Meshkat Marzieh, Mesrian Tanha Hamzeh, Ghaedi Kamran, Meshkat Mahboobeh
Department of Biology, Division of Cellular and Molecular Biology, Nourdanesh University of Meymeh, Meymeh, Isfahan, Iran.
J Genet. 2018 Dec;97(5):1307-1313.
Some of the single-nucleotide polymorphisms in miRNA genes have been studied to date to find their association with the risk of breast cancer (BC). However, no study has been conducted to investigate the association of the rs75598818G>A in BC. In the present study, rs75598818 association with BC in an Iranian population has been investigated, and an analysis was performed to predict the function of rs75598818 polymorphism in BC. The rs75598818 was genotyped in 129 BC patients and 144 healthy women, using the PCR-RFLP method. The frequency of alleles and genotypes were considered to find the associations between rs75598818 alleles/genotypes, and BC risk and pathological characteristics of the patients. Statistical analysis showed that the rs75598818 GA genotype was significantly associated with BC (GA versus GG, OR=0.50, 95% CI: 0.25-0.98, =0.041), highstage BC (stage III/IV versus I/II, GA versus GG, OR=0.27, 95% CI: 0.09-0.81, =0.015), and HER-2 positive status (GA versus GG, OR=19.00, 95% CI: 4.64-77.82, <0.001). Notably, the rs75598818 GA genotype has a negative association pattern since it reduces the risk of BC and high stage BC. Conversely, it increases the risk of HER-2 positivity. Computational results suggested that the rs75598818 polymorphism affects the stability of stem-loop and as a result -3p production that is a potential tumour suppressor. A contribution of the rs75598818 polymorphism to BC had been unexplored before.
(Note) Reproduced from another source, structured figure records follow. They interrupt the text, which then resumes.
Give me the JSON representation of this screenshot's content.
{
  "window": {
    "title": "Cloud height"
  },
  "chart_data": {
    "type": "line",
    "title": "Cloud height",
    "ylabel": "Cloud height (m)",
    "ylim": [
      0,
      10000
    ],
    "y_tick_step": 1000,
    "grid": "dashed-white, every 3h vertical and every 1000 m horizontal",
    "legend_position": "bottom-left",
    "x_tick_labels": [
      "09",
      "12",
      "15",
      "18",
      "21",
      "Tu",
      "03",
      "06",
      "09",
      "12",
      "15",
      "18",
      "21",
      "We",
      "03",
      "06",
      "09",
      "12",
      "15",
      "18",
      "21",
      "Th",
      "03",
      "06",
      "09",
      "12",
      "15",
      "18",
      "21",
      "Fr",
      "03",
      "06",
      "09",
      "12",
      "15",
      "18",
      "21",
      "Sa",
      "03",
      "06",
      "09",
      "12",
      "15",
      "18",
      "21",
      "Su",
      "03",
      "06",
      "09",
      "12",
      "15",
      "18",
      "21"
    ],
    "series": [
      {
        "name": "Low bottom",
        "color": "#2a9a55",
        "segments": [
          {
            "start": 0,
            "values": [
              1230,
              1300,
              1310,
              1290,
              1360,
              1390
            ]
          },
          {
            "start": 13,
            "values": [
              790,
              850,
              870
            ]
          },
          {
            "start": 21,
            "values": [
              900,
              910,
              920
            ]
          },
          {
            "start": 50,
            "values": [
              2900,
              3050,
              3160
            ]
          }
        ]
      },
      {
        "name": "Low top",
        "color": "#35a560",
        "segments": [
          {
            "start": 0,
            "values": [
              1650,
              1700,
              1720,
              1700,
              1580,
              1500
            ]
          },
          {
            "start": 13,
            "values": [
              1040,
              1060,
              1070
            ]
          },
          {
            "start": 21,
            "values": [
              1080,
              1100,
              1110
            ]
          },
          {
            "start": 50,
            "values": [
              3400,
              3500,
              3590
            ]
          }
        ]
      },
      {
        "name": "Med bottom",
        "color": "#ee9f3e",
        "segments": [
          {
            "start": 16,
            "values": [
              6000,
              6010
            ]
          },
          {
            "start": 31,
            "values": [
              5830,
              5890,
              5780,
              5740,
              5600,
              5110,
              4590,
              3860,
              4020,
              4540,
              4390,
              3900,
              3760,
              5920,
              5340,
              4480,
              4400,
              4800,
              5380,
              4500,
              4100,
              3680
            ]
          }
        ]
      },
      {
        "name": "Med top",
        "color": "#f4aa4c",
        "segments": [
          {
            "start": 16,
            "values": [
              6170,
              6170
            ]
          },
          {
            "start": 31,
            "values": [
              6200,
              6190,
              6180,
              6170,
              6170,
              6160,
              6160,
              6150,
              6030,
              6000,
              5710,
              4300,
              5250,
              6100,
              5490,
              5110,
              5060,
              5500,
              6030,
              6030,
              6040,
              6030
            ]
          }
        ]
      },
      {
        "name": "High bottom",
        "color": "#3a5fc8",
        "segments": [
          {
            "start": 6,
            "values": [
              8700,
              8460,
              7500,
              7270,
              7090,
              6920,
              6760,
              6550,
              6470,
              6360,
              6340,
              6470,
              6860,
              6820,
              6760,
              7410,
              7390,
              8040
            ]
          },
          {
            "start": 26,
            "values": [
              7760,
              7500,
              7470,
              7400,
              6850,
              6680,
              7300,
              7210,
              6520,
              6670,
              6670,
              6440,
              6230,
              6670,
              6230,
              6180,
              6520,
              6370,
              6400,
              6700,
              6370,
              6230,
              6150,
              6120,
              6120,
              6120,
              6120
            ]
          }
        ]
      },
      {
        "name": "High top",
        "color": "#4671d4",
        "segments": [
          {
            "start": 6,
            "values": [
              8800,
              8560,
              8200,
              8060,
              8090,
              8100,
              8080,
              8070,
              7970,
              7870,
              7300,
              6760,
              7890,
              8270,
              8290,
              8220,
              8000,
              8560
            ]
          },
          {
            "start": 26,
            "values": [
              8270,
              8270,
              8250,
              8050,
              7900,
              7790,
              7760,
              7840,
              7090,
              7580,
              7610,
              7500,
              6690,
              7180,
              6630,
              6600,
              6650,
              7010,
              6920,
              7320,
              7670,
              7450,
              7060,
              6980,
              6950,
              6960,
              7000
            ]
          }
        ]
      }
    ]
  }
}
In the present study, we performed an association study and a bioinformatics approach to evaluate this polymorphism in BC. However, further functional experiments and large-scale association studies with various ethnicities are required to elaborate our findings.
迄今为止,已对一些微小RNA(miRNA)基因中的单核苷酸多态性进行了研究,以探寻它们与乳腺癌(BC)风险的关联。然而,尚未开展研究来调查rs75598818G>A与BC的关联。在本研究中,调查了伊朗人群中rs75598818与BC的关联,并进行了分析以预测rs75598818多态性在BC中的功能。采用聚合酶链反应-限制性片段长度多态性(PCR-RFLP)方法对129例BC患者和144名健康女性的rs75598818进行基因分型。通过分析等位基因和基因型频率,以找出rs75598818等位基因/基因型与BC风险及患者病理特征之间的关联。统计分析表明,rs75598818的GA基因型与BC显著相关(GA与GG相比,比值比[OR]=0.50,95%置信区间[CI]:0.25 - 0.98,P=0.041)、与晚期BC相关(III/IV期与I/II期相比,GA与GG相比,OR=0.27,95% CI:0.09 - 0.81,P=0.015),以及与HER-2阳性状态相关(GA与GG相比,OR=19.00,95% CI:4.64 - 77.82,P<0.001)。值得注意的是,rs75598818的GA基因型呈现负相关模式,因为它降低了BC和晚期BC的风险。相反,它增加了HER-2阳性的风险。计算结果表明,rs75598818多态性影响茎环的稳定性,从而影响作为潜在肿瘤抑制因子的-3p的产生。此前尚未探索rs75598818多态性对BC的作用。在本研究中,我们进行了关联研究和生物信息学方法来评估BC中的这种多态性。然而,需要进一步的功能实验以及不同种族的大规模关联研究来阐明我们的发现。